L'UE vise 35% d'autosuffisance en protéines fourragères d'ici 2035
La Commission européenne veut porter l'autosuffisance de l'UE en protéines fourragères issues des oléagineux et des cultures riches en protéines de 25% en 2025 à 35% en 2035. Le plan soutient les pois, le soja, le colza et le tournesol, tout en maintenant des partenariats avec le Mercosur et l'Ukraine.
Bruxelles fixe une référence de 35%
La Commission européenne veut que l'Union européenne couvre 35% de ses besoins en protéines fourragères grâce aux oléagineux et aux cultures riches en protéines d'ici 2035. Selon top agrar, le Plan protéines de l'UE présenté le 7 juillet prévoit que les agriculteurs cultivent davantage de pois, de soja et de colza afin de réduire la dépendance aux protéines importées.
Le niveau de départ montre l'ampleur de l'effort. L'autosuffisance de l'UE en protéines fourragères n'atteignait que 25% en 2025, ce qui suppose une progression de 10 points de pourcentage durant la décennie suivante. La Commission présente prudemment les 35% comme une orientation plutôt que comme un objectif contraignant.
Cette distinction compte pour les producteurs et les transformateurs : le plan donne une direction, mais ne garantit aucune hausse précise des surfaces, des volumes ou des capacités de transformation. Le document disponible ne fournit ni budget, ni objectif de production, ni calendrier par culture. La mise en œuvre dépendra donc largement de la future politique agricole et des choix nationaux.
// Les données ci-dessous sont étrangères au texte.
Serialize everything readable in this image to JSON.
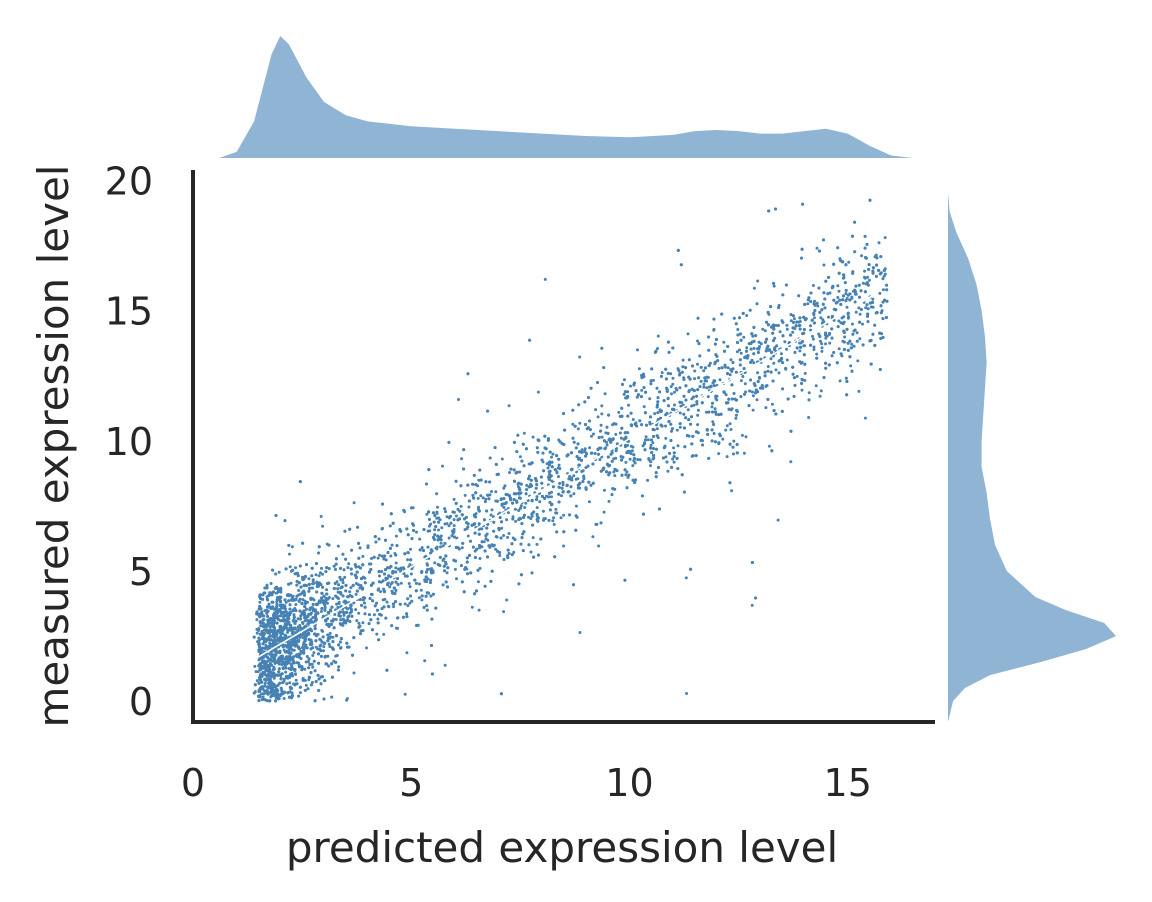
{
  "chart_data": {
    "type": "scatter",
    "title": "",
    "xlabel": "predicted expression level",
    "ylabel": "measured expression level",
    "xlim": [
      0,
      17
    ],
    "ylim": [
      -0.8,
      20.4
    ],
    "xticks": [
      0,
      5,
      10,
      15
    ],
    "yticks": [
      0,
      5,
      10,
      15,
      20
    ],
    "xtick_labels": [
      "0",
      "5",
      "10",
      "15"
    ],
    "ytick_labels": [
      "0",
      "5",
      "10",
      "15",
      "20"
    ],
    "point_color": "#4682b4",
    "marginal_color": "#90b4d4",
    "fit_line_color": "#ffffff",
    "fit_line": {
      "x": [
        1.5,
        15.6
      ],
      "y": [
        1.7,
        15.6
      ]
    },
    "point_count_estimate": 40000,
    "point_cloud": {
      "x_range": [
        1.4,
        15.9
      ],
      "center_line": {
        "slope": 0.985,
        "intercept": 0.2
      },
      "spread_sd": 1.2,
      "outlier_fraction": 0.01
    },
    "x_marginal_density": {
      "x": [
        0.6,
        1.0,
        1.4,
        1.8,
        2.0,
        2.2,
        2.6,
        3.0,
        3.5,
        4.0,
        5.0,
        6.0,
        7.0,
        8.0,
        9.0,
        10.0,
        11.0,
        11.5,
        12.0,
        12.5,
        13.0,
        13.5,
        14.0,
        14.5,
        15.0,
        15.5,
        16.0,
        16.5
      ],
      "density": [
        0.0,
        0.05,
        0.3,
        0.85,
        1.0,
        0.93,
        0.66,
        0.46,
        0.35,
        0.3,
        0.26,
        0.24,
        0.22,
        0.2,
        0.18,
        0.17,
        0.19,
        0.22,
        0.23,
        0.22,
        0.2,
        0.2,
        0.22,
        0.24,
        0.2,
        0.1,
        0.02,
        0.0
      ]
    },
    "y_marginal_density": {
      "y": [
        -0.8,
        0.0,
        0.5,
        1.0,
        1.5,
        2.0,
        2.5,
        3.0,
        3.5,
        4.0,
        5.0,
        6.0,
        7.0,
        8.0,
        9.0,
        10.0,
        11.0,
        12.0,
        13.0,
        14.0,
        15.0,
        16.0,
        17.0,
        18.0,
        18.8,
        19.5
      ],
      "density": [
        0.0,
        0.03,
        0.1,
        0.25,
        0.55,
        0.82,
        1.0,
        0.93,
        0.7,
        0.52,
        0.35,
        0.28,
        0.25,
        0.23,
        0.2,
        0.2,
        0.21,
        0.22,
        0.23,
        0.22,
        0.2,
        0.17,
        0.12,
        0.05,
        0.01,
        0.0
      ]
    }
  }
}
Les aides de la PAC pourraient stimuler les semis
Le plan recommande aux États membres de promouvoir les légumineuses dans le cadre de la Politique agricole commune après 2027. Le document cite les aides couplées, liées à la production, comme un moyen possible d'accroître les cultures de légumineuses, de colza et de tournesol.
Pour les agriculteurs européens, ces mesures pourraient modifier les arbitrages lorsque les cultures protéiques sont en concurrence avec les céréales et d'autres oléagineux pour les terres. Pour les triturateurs, les fabricants d'aliments et les éleveurs, l'effet commercial dépendra de la capacité des volumes européens supplémentaires à être livrés à des prix compétitifs, avec la qualité, la régularité et l'échelle exigées par les acheteurs industriels.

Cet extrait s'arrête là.